|
1
Czuję lekki ból kolan. „Siedzenie w sejdza nie jest dla gaijinów*” – myślę. Patrzę przez okno. Widać Tokio Tower. Oglądana z siedemnastego piętra wydaje się tylko złą kopią wieży Eiffela.
Powoli przenoszę wzrok na trzymany w ręku sztylet. Kupiłem go na targu staroci w Hibiya. Jest długi na jakieś trzydzieści centymetrów. Rękojeść powleczono skórą rekina i pokryto misterną plecionką. Pod plecionką umieszczono tradycyjne talizmany, dwa czarne sokoły. Za czasów samurajów takie sztylety służyły do seppuku, rytualnego samobójstwa połączonego z obcięciem głowy.
Rozpinam koszulę na brzuchu i powoli wbijam sztylet. Czuję ostre ukąszenie bólu a potem lekkie pieczenie. „To pewnie soki trawienne wylewają się z przeciętego żołądka” – myślę. Przez moment widzę jak sokoły na rękojeści rozpościerają swe czarne skrzydła. „Może zabiorą mnie ze sobą” – myślę – „może przylecą z szamańskich podziemi mojej świadomości”.
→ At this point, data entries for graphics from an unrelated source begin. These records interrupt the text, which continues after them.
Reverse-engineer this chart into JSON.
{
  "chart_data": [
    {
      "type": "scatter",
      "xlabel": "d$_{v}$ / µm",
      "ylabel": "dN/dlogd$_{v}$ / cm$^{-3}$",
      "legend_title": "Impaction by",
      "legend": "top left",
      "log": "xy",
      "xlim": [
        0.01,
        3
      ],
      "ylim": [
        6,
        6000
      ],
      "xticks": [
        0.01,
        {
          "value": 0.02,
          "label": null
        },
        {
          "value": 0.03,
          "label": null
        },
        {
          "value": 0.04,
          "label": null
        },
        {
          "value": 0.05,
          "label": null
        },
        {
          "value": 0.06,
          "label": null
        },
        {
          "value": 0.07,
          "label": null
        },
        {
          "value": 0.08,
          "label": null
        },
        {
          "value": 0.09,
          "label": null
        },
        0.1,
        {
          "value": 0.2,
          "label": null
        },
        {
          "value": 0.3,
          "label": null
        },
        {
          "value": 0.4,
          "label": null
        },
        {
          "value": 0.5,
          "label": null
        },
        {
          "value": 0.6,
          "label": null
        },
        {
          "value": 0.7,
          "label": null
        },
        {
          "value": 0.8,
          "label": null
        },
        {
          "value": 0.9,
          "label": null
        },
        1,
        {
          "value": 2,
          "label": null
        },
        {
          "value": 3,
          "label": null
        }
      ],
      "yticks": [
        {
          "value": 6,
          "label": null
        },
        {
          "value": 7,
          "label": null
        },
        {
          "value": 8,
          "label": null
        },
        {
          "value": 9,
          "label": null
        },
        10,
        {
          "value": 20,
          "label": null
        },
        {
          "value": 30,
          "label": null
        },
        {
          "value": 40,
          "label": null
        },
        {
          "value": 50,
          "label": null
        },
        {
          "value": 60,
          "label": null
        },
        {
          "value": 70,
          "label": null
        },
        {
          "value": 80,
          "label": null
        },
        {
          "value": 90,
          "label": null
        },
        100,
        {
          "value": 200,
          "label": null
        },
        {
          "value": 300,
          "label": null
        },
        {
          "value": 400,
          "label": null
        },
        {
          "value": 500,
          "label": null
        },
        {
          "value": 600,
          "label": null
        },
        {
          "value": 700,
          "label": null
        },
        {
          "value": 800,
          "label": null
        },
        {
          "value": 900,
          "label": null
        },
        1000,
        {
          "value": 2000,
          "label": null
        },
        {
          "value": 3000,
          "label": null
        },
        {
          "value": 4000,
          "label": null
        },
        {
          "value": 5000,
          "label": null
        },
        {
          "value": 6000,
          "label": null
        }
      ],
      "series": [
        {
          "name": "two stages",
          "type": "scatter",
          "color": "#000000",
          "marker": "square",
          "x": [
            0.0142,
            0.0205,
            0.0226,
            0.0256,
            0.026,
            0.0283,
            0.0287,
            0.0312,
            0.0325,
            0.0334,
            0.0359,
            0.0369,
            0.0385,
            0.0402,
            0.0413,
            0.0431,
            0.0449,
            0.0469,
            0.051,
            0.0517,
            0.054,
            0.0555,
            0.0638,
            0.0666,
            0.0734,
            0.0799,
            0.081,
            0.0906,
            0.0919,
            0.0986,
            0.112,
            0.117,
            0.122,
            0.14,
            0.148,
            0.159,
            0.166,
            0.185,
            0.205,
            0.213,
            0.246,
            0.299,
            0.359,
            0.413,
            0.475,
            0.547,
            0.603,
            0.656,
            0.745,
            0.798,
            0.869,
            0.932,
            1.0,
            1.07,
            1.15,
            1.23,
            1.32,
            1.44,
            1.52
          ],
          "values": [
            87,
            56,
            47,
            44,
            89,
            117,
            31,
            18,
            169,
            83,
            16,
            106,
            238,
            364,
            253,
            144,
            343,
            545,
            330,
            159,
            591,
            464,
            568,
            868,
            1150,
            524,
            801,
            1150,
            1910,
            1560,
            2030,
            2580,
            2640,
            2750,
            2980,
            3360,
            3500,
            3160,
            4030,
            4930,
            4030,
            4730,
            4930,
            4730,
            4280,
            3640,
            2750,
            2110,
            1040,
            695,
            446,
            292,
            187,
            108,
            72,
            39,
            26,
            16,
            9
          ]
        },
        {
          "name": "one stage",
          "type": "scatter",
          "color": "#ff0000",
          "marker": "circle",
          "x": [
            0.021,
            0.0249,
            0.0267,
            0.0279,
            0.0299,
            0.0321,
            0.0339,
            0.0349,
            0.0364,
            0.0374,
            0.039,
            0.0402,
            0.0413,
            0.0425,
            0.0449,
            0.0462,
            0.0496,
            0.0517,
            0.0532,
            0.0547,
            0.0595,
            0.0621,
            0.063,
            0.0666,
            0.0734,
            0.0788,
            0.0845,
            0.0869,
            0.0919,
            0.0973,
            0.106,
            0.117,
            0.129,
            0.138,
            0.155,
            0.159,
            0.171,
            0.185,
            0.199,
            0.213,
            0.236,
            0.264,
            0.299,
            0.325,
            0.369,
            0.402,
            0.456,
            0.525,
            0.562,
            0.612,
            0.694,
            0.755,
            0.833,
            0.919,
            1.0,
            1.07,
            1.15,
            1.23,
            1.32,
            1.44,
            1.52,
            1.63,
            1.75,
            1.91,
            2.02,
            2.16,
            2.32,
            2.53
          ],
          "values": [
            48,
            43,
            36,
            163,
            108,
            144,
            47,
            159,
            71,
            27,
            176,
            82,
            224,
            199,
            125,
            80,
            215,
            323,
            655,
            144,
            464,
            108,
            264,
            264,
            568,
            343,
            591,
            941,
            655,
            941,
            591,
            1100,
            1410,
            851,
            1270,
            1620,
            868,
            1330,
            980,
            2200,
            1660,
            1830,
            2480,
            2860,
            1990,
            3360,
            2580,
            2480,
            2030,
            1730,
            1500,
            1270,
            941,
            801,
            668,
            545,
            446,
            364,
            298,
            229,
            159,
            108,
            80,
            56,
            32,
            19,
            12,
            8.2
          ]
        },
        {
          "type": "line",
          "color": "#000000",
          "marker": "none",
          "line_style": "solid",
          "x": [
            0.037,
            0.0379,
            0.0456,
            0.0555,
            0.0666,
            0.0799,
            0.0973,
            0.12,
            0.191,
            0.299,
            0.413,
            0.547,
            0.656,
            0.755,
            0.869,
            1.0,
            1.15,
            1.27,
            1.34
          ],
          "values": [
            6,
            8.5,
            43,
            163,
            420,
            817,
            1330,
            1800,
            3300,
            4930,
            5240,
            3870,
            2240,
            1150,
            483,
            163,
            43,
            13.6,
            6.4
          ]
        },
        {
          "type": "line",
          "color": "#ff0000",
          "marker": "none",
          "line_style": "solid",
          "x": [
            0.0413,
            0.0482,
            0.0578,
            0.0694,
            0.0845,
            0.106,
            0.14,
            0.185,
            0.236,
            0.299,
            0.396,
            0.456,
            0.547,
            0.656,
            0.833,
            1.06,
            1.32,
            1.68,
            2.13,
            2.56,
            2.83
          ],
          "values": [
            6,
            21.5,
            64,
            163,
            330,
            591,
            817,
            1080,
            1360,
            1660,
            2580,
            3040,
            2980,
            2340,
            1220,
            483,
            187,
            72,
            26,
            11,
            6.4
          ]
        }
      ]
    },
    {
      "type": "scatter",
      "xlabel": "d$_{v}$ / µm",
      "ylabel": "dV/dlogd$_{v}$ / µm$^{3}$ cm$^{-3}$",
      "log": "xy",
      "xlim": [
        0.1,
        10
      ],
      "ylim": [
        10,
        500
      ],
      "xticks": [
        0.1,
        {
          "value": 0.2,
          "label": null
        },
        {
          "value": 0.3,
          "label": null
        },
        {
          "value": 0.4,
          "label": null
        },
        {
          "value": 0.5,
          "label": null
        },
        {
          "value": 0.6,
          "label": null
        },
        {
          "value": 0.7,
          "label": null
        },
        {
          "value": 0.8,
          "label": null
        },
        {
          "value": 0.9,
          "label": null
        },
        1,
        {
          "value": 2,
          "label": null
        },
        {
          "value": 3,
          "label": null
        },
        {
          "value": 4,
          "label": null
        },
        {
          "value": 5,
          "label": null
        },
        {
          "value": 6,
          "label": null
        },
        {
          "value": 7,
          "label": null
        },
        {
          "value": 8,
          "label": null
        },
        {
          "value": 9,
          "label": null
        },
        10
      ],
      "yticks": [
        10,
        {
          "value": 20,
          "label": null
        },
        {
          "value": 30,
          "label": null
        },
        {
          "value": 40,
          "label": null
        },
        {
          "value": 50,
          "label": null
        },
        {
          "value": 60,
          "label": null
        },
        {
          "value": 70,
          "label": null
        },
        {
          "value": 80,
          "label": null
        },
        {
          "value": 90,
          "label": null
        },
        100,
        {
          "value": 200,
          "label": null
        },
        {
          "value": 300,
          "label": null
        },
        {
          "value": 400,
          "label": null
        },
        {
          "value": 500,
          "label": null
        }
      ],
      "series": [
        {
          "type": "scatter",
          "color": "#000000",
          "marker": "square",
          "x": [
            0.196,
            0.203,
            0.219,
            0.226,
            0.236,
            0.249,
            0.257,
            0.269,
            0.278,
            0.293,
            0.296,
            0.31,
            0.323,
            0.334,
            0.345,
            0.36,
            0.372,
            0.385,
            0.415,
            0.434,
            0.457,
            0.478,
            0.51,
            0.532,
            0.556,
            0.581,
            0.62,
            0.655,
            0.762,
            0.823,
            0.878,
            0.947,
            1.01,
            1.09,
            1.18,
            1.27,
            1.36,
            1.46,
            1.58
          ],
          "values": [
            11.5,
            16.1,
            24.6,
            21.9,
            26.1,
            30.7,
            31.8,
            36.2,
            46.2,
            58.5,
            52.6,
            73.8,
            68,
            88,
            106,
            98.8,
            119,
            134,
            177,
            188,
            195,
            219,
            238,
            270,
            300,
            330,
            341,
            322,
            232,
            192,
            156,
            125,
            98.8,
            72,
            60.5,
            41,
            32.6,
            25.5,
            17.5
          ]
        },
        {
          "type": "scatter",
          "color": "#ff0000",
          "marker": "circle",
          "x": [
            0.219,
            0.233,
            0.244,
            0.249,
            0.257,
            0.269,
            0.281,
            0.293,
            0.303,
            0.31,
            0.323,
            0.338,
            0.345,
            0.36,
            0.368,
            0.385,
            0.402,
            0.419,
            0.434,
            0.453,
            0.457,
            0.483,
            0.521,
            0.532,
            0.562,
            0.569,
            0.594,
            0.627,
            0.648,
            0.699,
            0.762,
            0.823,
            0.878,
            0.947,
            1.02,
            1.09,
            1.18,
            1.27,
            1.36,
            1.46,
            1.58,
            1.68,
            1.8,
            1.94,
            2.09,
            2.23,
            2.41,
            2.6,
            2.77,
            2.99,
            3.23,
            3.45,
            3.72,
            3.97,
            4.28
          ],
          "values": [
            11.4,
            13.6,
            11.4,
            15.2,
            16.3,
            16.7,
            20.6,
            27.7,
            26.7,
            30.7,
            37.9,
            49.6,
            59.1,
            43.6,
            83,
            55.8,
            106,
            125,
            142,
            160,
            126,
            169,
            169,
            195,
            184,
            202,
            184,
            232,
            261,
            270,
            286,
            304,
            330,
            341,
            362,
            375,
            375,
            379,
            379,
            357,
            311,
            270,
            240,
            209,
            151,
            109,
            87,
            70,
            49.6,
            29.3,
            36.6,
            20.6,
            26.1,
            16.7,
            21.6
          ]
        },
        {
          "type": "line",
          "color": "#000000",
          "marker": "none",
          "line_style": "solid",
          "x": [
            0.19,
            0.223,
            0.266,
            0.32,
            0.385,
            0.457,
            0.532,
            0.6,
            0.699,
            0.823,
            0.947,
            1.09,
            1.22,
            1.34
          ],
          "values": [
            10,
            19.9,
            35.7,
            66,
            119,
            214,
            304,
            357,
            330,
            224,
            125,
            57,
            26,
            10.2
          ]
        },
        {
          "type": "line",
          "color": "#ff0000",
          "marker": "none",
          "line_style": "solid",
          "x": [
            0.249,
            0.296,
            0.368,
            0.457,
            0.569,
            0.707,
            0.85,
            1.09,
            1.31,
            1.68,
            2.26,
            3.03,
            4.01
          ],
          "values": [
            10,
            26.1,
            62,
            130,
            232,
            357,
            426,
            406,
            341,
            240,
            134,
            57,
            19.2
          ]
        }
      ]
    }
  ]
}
Pokój robi się bardziej wyrazisty. Barwy kłują swoją jaskrawością. Nagle wszystko wybucha oślepiającym światłem. Czuję jak zapadam się w czarną dziurę podłogi. „Nic się nie zgadza” – myślę spadając w czarną otchłań – „miał być czarny tunel ze światłem na końcu a nie dziura”. Po chwili czerń zaczyna przybierać kształt zdarzeń z mojego życia. Fragmenty przeszłości migają mi przed oczami. Niektóre obrazy są zupełnie obce jakby z bardzo dalekiej przeszłości. „Może to ostateczny dowód na istnienie reinkarnacji” – myślę.
Obrazy wypełniają całą przestrzeń. Patrzę na moje własne życie. Obrazy są trochę zniekształcone, kontury przedmiotów i ludzi drgają zimnym zielonkawym światłem.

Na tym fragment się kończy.